Dieser Meilenstein bestätigt die MCCCFP-Methode, die von der von eralytics entwickelten eraflash-Flammpunktmessgeräteserie genutzt wird. Dies führt zu einem zertifizierten und äußerst vorteilhaften Ansatz für die Analyse der Entzündbarkeitseigenschaften von flüssigen Abfällen, einschließlich Entsorgungsstoffen, Produkten außerhalb der Spezifikation und Materialien, die bei Notfalleinsätzen geborgen werden.
Warum heben sich ASTM D8606 und MCCCFP von herkömmlichen Methoden ab?
Die Prüfung flüssiger Abfälle auf ihren Flammpunkt kann schwierig und gefährlich sein, vor allem weil die genaue Zusammensetzung und Flüchtigkeit der Abfälle oft unbekannt sind. Die eraflash-Flammpunktprüfgeräte, die den neu bestätigten Standard ASTM D8606 nutzen, bieten gegenüber herkömmlichen Prüfmethoden mehrere Vorteile:
• Maximale Sicherheit ohne offene Flamme: Herkömmliche Flammpunktprüfgeräte wie Pensky-Martens-Prüfgeräte (ASTM D93) arbeiten oft mit einer offenen Flamme, was bei der Prüfung hochflüchtiger oder unvorhersehbarer flüssiger Abfälle ein erhebliches Risiko darstellt.
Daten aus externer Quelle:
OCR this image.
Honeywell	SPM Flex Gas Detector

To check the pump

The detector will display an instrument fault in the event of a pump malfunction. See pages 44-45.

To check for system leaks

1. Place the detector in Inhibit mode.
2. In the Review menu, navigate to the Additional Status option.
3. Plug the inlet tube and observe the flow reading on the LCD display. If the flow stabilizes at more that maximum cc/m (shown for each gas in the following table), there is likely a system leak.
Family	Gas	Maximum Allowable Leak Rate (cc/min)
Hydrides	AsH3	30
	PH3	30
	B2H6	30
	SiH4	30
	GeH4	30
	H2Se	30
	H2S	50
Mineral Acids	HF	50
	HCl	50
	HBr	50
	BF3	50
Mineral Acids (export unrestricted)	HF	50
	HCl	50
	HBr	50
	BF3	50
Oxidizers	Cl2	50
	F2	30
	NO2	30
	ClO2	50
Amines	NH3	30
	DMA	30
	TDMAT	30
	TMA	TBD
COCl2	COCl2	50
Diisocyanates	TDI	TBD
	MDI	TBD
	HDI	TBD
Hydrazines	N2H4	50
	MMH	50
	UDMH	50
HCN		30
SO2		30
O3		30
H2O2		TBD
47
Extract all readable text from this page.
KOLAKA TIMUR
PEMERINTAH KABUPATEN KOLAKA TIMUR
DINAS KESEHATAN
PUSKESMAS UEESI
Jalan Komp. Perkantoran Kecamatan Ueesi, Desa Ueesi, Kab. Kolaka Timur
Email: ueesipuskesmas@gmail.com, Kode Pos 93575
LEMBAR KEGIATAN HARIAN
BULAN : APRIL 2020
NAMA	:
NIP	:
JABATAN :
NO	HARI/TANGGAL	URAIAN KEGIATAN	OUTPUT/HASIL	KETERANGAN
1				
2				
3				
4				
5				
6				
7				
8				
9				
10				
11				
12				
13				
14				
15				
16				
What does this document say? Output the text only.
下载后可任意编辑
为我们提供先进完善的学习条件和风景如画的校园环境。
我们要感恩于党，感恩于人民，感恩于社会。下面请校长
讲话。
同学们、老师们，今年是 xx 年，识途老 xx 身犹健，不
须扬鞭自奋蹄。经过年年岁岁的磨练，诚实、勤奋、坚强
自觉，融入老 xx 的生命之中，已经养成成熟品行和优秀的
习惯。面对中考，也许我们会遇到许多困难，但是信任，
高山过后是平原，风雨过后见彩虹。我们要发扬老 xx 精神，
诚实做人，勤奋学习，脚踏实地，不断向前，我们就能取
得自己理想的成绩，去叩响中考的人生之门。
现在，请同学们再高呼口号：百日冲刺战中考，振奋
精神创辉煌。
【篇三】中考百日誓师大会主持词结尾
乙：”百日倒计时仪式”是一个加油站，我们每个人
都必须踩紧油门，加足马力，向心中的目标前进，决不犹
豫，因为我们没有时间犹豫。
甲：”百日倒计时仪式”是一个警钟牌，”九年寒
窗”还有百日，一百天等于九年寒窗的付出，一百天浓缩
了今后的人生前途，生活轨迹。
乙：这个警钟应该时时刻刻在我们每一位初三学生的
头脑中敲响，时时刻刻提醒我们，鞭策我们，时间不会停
Im Gegensatz dazu wird die Probe bei der MCCCFP-Methode in einer durchgehend geschlossenen Kammer entzündet, wodurch die Brandgefahr im Labor drastisch reduziert wird.
• Minimales Probenvolumen: Herkömmliche Methoden erfordern oft große Mengen an Probenmaterial. Das neue Standardverfahren benötigt für die Prüfung lediglich 2 ml Probe, was einen geringeren Entsorgungsaufwand bedeutet.
• Durchgehend geschlossene Becherkonstruktion: Die Probe wird in eine geschlossene, nicht versiegelte Prüfkammer mit einem Gesamtvolumen von 7 ml gegeben, um sicherzustellen, dass flüchtige Stoffe vor der Zündprüfung nicht leicht entweichen und zu ungenauen Flammpunktergebnissen führen können.
• Hochgradig kontrollierte Zündung und Erfassung: Das Verfahren nutzt einen elektrischen Hochspannungslichtbogen zur Zündung und erfasst den Flammpunkt durch Überwachung eines augenblicklichen Druckanstiegs im Inneren der Prüfkammer, wodurch die Erfassung äußerst präzise und unabhängig von der Beobachtung der Flamme erfolgt.
Mit der Einführung von ASTM D8606 verfügen Laboratorien, die sich mit Umweltanalytik und Abfallwirtschaft befassen, nun über ein standardisiertes, von Natur aus sichereres und hocheffizientes Verfahren zur Durchführung entscheidender Brandrisikobewertungen.